Dolar serbest, grev yasak!
Petrol-İş sendikasının Mersin’de bulunan Soda Sanayii A.Ş.’deki grevi AKP hükümeti tarafından yasaklandı. Grev yasağı döviz piyasalarının çalkalandığı, Türk Lirası’nın dolar, avro başta olmak üzere yabancı paralar karşısında tarihi değer kayıpları yaşadığı bir dönemde geldi. Halkın parası pul olurken, parababaları kasalarını doldururken seyreden hükümet, tek hamleyle işçilerin grevini yasakladı.
Döviz kurlarındaki artış, hayat pahalılığını arttırıyor ve halkın cebindeki parayı pul ediyor.
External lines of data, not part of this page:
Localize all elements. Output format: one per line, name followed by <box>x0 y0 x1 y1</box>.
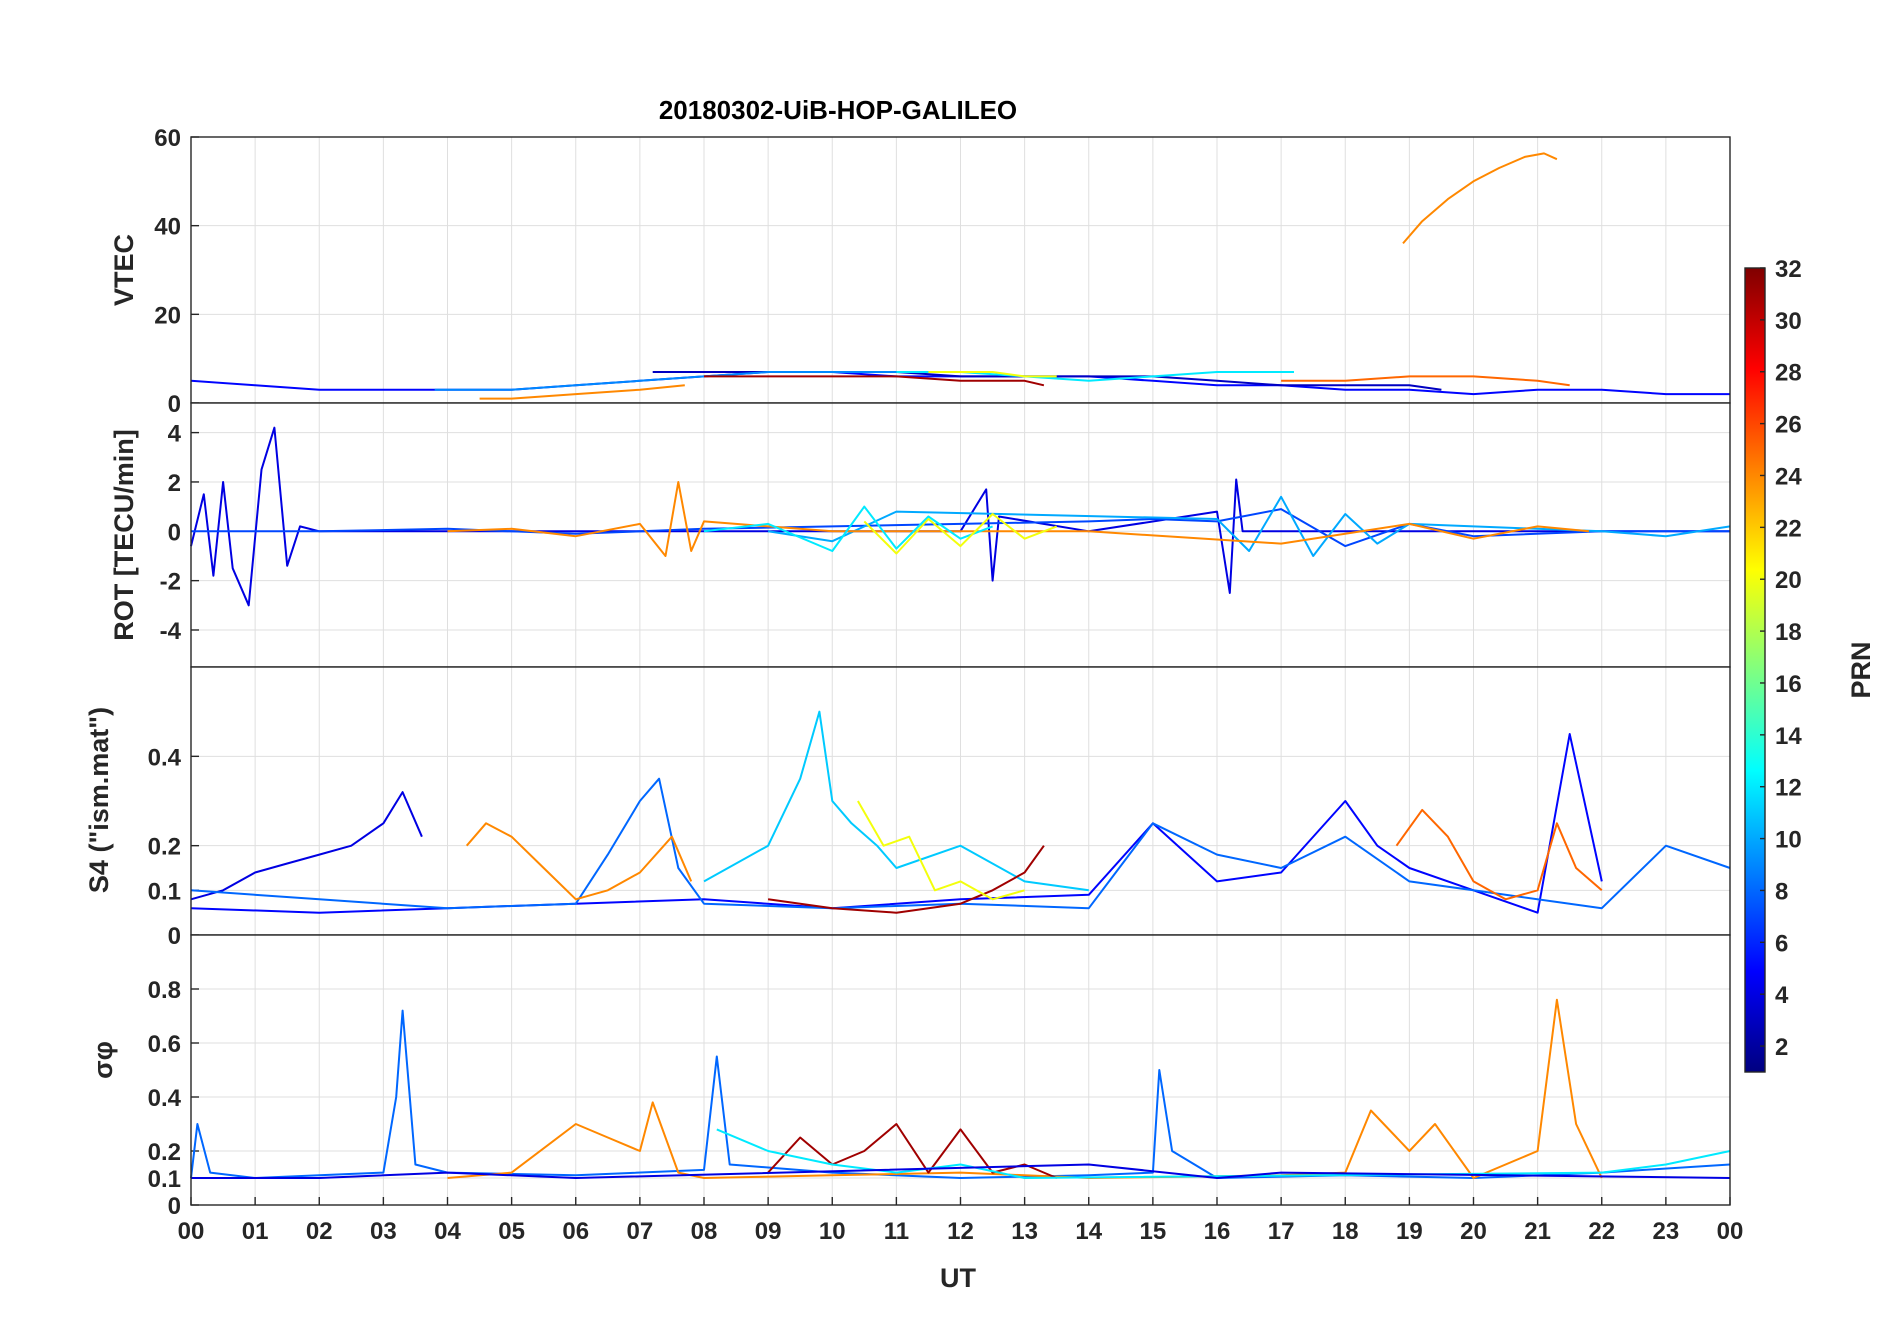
colorbar-tick-label: 12 <box>1775 775 1802 802</box>
y-tick-label: 0 <box>168 923 181 950</box>
x-tick-label: 16 <box>1204 1218 1231 1245</box>
y-tick-label: 20 <box>154 302 181 329</box>
x-tick-label: 00 <box>1717 1218 1744 1245</box>
series-prn-20 <box>857 800 1025 901</box>
series-prn-11 <box>703 710 1089 892</box>
colorbar-tick-label: 2 <box>1775 1034 1788 1061</box>
colorbar-tick-label: 4 <box>1775 982 1789 1009</box>
series-prn-24 <box>465 822 693 901</box>
colorbar-tick-label: 14 <box>1775 723 1802 750</box>
y-tick-label: 0 <box>168 1193 181 1220</box>
series-prn-20 <box>863 513 1058 555</box>
x-tick-label: 21 <box>1524 1218 1551 1245</box>
y-tick-label: -4 <box>160 618 182 645</box>
x-tick-label: 05 <box>498 1218 525 1245</box>
series-prn-10 <box>767 495 1731 557</box>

Piyasaların yani patronların faizin yükselmesi için yaptığı baskı ise boğazına kadar borç batağında olan, ücretleri ay sonunu getirmeye yetmeyen ve borcunu borçla kapatmaya çalışan emekçi halk için yeni felaket senaryoları demek. Bu yüzden Soda Sanayii A.Ş.’deki grev bir toplu sözleşmeden çok daha fazlasını ifade ediyor.
AKP’nin eli kolu bağlı! Emekçinin krizden çıkışı kendi politikasının eseri olacak!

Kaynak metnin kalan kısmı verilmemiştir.